Rage flared. “And yet you serve those Gods!”

“I’ll make terms with Them if I can,” she said. Her look upon him turned hard. “By Them I keep my freedom. So They are still my Gods.”

Again he was silent a while. “And you are still your father’s daughter,” he said at last.

3

Window glass made greenish and somewhat dimmed the daylight in the room to which Apuleius took Gratillonius. It was like a patina of age on the wall panel paintings, and in fact they went back generations, to the building of this house—the formal woodlands and meadows, decorous fauns and dryads, cheerful shepherds and milkmaids. The air was grotto-cool and quiet.

Gratillonius had excused himself from sitting down—“I’m too restless”—so Apuleius courteously kept his own feet as the other man prowled. He had already had an account of the fight, heartily approved, softly offered sympathy at the way it ended. Today they both had work on hand.

“You’re right, we must move fast,” Apuleius said. “I can find three or four reliable agents; can you name one or two more? … Good. The captured galleys, I think we’d better resign ourselves to selling dirt cheap in Gesocribate.”

“No, I want to keep them,’ Gratillonius answered. “I’ve a notion they may come in useful.”

“Hm? Well, as you like. But leave them in some obscure place, a cove or stream or whatever, well away from here. We don’t want to be found in possession of them. Those few Scoti you took alive are less urgent, since they don’t speak Latin or Osismiic. I know a dealer who’ll take them on consignment. Don’t expect to get rich from that sale, either. The breed is considered too fierce for domestic service.”

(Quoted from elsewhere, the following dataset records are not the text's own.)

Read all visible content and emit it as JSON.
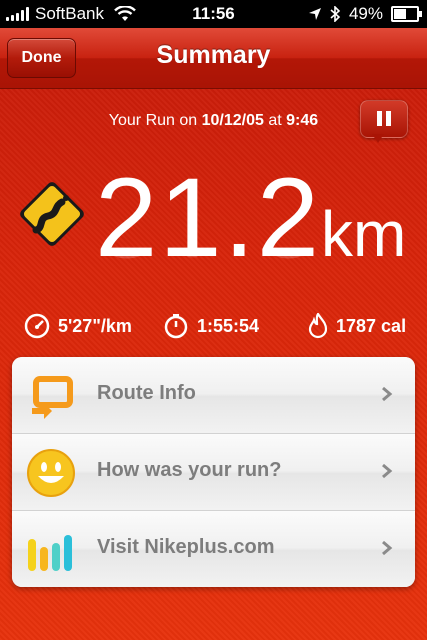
{
  "status_bar": {
    "carrier": "SoftBank",
    "time": "11:56",
    "battery": "49%",
    "battery_level": 0.49
  },
  "nav": {
    "done_label": "Done",
    "title": "Summary"
  },
  "run": {
    "prefix": "Your Run on",
    "date": "10/12/05",
    "at": "at",
    "time": "9:46"
  },
  "distance": {
    "value": "21.2",
    "unit": "km"
  },
  "stats": {
    "pace": "5'27\"/km",
    "duration": "1:55:54",
    "calories": "1787 cal"
  },
  "menu": [
    {
      "label": "Route Info",
      "icon": "route-icon"
    },
    {
      "label": "How was your run?",
      "icon": "smiley-icon"
    },
    {
      "label": "Visit Nikeplus.com",
      "icon": "bars-icon"
    }
  ],
  "colors": {
    "accent": "#c41a0a",
    "card": "#f4f4f4",
    "label": "#7d7d7d"
  }
}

“I wasn’t counting on much there,” Gratillonius said
impatiently. “What about the gold and silver, though? Coins, jewelry, plate. We found expensive cloth stuff too, and spices and wine and that sort of thing.”

“It can be stowed in private places. We want to move it rather slowly, piecemeal, so as not to attract attention.”

“But damnation, we need the money! I’ve given the men or their heirs their parts.”

“I know. That’s all right, because it’s thinly spread among unnotable persons. If their lot suddenly betters a little, who’s to notice?”

“The Imperium has its
eyes.
Postal couriers, for instance.”

Apuleius stroked his chin and smiled, “Of course. But our local observers report first to me. Over the years, I’ve seen to it that their stations are filled by … trustworthy men. An elementary precaution, commonly taken.”